Para Trevisan e Van Bellen (2008) o ponto em questão é a neutralidade da avaliação. Apoiados em Arretche (1998) eles elucidam que quanto a posição do avaliador, este devem pertencer a um órgão independente, e uma vez que avaliação visa exercer o controle sobre as intervenções publicas, seja dos cidadãos sobre o governo, seja do governo sobre si mesmo. De acordo com a autora, é muito difícil que as avaliações realizadas pelas próprias equipes governamentais encarregada da execução de uma dada política seja crível e isenta.

Mesmo na antiga configuração de arranjo (SETHAS, MEIOS e Empresa Terceirizada) a possibilidade de avaliação isenta de tendenciosidade também era questionável uma vez que a ONG tinha ligação direta com antiga gestão do Governo do Estado. Nesta atual configuração ( SETHAS e Empresa Terceirizada) nota-se uma ausência de ações tanto por parte da terceirizada sobre seus próprios processos, quanto da SETHAS sobre a supervisão técnica da política;

A mudança de governo resultou em ajustes operacionais no projeto. Com a saída do MEIOS as relações entre as partes que permaneceram se distanciaram, como mesmo relata a responsável técnica pela empresa terceirizada.

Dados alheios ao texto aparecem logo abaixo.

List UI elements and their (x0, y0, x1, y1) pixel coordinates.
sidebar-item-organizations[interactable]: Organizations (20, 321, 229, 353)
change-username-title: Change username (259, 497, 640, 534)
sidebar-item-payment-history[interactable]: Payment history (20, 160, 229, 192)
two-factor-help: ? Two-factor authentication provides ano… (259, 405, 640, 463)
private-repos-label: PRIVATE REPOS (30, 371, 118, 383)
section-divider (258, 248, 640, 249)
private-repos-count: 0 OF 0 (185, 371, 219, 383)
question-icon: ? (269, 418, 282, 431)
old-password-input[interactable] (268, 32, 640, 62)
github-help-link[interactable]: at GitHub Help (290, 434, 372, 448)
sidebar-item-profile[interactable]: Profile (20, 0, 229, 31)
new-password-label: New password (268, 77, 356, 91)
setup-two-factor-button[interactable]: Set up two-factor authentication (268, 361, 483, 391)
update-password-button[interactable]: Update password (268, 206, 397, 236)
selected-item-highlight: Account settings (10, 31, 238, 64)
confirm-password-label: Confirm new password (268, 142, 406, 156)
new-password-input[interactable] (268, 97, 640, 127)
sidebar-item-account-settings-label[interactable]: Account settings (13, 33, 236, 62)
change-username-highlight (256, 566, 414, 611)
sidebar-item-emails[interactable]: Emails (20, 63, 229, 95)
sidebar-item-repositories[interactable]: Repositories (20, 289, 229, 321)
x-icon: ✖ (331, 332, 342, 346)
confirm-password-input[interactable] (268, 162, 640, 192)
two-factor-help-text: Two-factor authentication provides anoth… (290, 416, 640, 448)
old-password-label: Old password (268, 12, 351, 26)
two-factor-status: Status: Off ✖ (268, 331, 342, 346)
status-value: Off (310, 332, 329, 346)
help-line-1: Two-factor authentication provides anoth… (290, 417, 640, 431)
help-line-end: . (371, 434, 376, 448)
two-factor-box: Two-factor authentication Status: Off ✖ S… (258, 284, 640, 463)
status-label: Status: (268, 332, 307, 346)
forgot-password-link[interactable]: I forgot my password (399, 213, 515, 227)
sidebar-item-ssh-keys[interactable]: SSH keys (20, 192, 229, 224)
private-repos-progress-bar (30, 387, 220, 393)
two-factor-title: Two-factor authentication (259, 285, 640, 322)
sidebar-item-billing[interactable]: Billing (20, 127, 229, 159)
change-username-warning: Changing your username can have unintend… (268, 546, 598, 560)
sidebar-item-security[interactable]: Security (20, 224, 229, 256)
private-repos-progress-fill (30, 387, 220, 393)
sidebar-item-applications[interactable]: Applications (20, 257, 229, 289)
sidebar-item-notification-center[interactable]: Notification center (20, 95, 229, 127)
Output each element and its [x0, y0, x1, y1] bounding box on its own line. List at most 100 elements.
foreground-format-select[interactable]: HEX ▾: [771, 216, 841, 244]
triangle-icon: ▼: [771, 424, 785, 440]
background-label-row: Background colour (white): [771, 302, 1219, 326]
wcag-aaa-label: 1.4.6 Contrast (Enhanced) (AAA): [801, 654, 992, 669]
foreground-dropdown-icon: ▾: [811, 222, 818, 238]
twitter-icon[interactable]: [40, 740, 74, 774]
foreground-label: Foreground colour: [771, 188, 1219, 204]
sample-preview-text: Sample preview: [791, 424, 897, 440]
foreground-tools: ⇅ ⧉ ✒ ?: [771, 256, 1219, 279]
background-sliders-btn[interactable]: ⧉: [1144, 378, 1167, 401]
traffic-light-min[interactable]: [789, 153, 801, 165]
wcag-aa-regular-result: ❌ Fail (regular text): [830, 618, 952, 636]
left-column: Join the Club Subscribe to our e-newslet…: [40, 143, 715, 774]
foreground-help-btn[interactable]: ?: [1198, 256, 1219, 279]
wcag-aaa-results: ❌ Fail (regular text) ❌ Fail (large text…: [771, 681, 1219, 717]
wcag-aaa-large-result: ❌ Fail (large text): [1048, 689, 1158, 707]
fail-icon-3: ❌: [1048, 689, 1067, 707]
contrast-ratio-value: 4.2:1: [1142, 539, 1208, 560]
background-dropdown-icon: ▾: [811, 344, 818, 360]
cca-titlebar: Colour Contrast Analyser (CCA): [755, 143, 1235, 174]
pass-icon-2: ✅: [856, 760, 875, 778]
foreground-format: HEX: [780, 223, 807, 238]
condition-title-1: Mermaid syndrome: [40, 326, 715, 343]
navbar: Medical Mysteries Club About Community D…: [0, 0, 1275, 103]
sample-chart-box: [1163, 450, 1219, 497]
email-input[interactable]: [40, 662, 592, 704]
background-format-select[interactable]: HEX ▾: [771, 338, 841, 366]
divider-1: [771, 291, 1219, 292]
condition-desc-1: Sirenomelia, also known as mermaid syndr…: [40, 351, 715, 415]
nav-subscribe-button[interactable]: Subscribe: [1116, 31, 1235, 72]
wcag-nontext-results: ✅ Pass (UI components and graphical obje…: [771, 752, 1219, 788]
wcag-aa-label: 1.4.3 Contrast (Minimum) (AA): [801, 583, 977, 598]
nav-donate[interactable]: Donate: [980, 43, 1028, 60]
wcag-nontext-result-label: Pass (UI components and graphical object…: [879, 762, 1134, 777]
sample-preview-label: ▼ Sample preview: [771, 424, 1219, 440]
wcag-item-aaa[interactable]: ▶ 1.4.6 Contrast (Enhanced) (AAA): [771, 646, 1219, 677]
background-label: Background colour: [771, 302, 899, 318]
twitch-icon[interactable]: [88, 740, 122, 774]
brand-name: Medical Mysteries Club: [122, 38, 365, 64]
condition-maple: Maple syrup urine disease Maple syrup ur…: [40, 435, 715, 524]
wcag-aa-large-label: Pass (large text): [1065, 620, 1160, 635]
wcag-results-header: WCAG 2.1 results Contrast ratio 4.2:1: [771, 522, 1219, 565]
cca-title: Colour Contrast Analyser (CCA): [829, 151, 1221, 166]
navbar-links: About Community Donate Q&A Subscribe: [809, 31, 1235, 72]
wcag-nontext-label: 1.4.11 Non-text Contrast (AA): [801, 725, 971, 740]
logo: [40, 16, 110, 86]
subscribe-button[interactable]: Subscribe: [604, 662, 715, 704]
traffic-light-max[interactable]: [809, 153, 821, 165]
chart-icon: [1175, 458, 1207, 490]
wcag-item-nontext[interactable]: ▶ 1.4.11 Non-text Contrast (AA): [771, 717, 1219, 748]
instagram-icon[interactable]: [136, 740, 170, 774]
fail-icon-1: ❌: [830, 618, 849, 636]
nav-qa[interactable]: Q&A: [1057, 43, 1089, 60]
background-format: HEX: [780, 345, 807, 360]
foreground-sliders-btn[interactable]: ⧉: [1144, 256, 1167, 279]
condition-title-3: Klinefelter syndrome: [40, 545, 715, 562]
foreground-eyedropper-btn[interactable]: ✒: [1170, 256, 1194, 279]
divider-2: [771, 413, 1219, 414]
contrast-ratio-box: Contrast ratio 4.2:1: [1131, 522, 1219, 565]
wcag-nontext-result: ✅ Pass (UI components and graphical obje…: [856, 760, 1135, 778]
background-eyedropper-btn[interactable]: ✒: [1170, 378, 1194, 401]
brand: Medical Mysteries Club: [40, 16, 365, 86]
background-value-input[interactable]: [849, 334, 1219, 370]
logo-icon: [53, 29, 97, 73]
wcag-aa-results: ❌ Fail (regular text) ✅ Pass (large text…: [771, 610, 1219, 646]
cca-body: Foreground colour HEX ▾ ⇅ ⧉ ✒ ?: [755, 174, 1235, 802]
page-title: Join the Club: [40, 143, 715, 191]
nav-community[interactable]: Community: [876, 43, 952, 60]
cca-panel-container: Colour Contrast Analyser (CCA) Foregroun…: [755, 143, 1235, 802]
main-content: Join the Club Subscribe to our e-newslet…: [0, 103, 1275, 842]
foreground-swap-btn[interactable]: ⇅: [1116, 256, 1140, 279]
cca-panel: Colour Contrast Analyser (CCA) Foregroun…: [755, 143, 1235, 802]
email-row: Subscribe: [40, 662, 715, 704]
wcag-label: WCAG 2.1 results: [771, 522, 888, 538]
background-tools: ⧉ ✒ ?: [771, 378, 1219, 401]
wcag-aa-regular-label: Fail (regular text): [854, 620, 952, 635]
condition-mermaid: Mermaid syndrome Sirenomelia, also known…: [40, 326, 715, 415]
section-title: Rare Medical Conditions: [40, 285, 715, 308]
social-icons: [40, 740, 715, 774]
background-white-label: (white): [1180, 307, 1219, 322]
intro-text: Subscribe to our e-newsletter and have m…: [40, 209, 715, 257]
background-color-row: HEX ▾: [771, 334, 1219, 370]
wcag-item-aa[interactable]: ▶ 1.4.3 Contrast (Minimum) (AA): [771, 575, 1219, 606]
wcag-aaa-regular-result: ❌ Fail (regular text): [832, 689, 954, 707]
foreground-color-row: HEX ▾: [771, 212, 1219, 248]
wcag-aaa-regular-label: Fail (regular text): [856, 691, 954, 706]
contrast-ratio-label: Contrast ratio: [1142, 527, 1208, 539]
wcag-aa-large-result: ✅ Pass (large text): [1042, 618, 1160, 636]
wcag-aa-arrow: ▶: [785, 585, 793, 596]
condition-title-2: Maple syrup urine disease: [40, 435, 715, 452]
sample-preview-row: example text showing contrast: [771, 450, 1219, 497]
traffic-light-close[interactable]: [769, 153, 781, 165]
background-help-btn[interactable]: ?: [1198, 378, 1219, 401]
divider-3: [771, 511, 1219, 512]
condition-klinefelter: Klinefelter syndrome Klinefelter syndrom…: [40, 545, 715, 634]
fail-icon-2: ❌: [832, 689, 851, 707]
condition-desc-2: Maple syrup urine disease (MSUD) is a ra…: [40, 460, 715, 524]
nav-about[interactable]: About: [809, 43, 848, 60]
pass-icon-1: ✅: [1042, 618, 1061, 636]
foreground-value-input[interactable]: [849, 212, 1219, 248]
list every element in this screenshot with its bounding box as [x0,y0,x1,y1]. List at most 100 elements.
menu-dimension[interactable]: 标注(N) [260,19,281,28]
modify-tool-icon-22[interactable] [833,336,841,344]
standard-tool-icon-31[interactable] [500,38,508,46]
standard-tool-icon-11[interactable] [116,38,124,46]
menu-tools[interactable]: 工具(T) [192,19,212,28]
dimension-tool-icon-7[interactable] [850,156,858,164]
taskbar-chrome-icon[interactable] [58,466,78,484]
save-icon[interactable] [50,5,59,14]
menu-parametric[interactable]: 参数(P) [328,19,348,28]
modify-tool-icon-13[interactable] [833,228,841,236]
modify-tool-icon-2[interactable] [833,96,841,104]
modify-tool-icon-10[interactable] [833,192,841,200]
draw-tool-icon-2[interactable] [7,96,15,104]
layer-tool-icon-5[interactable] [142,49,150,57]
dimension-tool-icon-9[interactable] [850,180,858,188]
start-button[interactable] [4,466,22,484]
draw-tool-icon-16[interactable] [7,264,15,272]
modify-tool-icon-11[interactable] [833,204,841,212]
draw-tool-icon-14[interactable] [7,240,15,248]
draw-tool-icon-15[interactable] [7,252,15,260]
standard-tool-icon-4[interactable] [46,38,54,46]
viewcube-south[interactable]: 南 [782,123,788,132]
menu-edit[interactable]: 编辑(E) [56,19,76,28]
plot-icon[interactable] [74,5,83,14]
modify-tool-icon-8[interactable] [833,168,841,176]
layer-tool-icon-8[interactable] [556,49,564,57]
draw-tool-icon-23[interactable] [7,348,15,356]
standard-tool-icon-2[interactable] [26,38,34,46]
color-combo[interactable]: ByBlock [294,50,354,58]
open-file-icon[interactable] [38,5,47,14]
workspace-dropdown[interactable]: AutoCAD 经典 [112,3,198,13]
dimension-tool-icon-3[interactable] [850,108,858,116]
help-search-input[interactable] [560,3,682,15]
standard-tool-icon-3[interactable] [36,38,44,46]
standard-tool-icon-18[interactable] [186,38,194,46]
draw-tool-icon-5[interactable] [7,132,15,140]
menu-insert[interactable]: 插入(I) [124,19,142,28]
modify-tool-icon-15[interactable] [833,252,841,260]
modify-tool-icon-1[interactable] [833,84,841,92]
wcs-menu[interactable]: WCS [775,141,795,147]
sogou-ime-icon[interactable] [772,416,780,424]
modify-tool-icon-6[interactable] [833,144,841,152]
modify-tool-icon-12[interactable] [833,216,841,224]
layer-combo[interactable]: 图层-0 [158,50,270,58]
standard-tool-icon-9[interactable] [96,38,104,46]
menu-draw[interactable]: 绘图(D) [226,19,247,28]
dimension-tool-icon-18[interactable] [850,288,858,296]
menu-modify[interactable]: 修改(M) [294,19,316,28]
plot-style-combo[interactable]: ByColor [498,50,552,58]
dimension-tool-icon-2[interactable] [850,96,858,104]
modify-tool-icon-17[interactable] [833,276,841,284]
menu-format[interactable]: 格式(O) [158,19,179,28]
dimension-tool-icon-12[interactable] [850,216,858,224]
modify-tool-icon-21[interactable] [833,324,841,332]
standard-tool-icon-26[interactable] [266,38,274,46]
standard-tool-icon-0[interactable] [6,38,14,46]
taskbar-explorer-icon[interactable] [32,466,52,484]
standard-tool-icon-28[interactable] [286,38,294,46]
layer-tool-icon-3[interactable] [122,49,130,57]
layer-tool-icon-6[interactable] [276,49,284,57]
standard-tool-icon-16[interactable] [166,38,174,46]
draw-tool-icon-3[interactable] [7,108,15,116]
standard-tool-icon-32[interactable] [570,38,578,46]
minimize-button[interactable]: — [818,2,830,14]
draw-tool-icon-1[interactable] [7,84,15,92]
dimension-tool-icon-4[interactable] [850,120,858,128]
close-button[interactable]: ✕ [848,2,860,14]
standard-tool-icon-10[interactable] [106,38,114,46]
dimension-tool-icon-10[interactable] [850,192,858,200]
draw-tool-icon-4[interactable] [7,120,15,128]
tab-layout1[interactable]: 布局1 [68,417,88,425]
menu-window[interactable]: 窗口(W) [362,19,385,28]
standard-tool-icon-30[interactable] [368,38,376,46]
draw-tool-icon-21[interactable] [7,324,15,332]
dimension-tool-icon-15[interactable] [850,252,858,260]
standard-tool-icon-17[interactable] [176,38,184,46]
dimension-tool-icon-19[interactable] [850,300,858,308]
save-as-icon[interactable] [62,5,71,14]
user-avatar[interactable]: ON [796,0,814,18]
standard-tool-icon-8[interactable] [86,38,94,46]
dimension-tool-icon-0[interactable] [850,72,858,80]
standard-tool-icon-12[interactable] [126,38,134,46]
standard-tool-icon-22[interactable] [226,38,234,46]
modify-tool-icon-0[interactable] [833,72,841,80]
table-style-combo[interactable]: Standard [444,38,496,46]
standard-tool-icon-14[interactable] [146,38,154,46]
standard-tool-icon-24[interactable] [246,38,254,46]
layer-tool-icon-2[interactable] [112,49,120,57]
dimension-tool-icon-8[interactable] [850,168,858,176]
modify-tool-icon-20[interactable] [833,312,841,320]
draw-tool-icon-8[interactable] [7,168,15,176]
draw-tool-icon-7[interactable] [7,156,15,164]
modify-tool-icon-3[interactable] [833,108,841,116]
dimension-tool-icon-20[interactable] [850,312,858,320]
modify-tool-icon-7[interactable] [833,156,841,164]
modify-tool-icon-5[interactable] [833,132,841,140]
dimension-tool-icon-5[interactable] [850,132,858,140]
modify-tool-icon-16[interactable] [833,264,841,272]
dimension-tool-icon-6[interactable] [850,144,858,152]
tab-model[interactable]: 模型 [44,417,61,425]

Para Trevisan e Bellen (2008) as avaliações muitas vezes não são realizadas pois podem ser vistas como “problema” para os governantes, executores e gerentes de projetos porque os resultados podem causar constrangimentos públicos. As informações e resultados das avaliações podem ser usadas pelo público e pela mídia para criticar os governos, da mesma forma que, em caso de “boas noticias”, os governos podem usá-la para legitimar as próprias políticas, como ganho politico.

No Rio Grande do Norte, a política partidária faz uso das ações de SAN considerando como sucesso o número de usuários atendidos. Considera-se que existam, através deste estudo de caso, ajustes a serem feitos considerando os municípios onde são implementados, os critérios para escolha das empresas que irão compor estes programas e o monitoramento e avaliação dessas ações.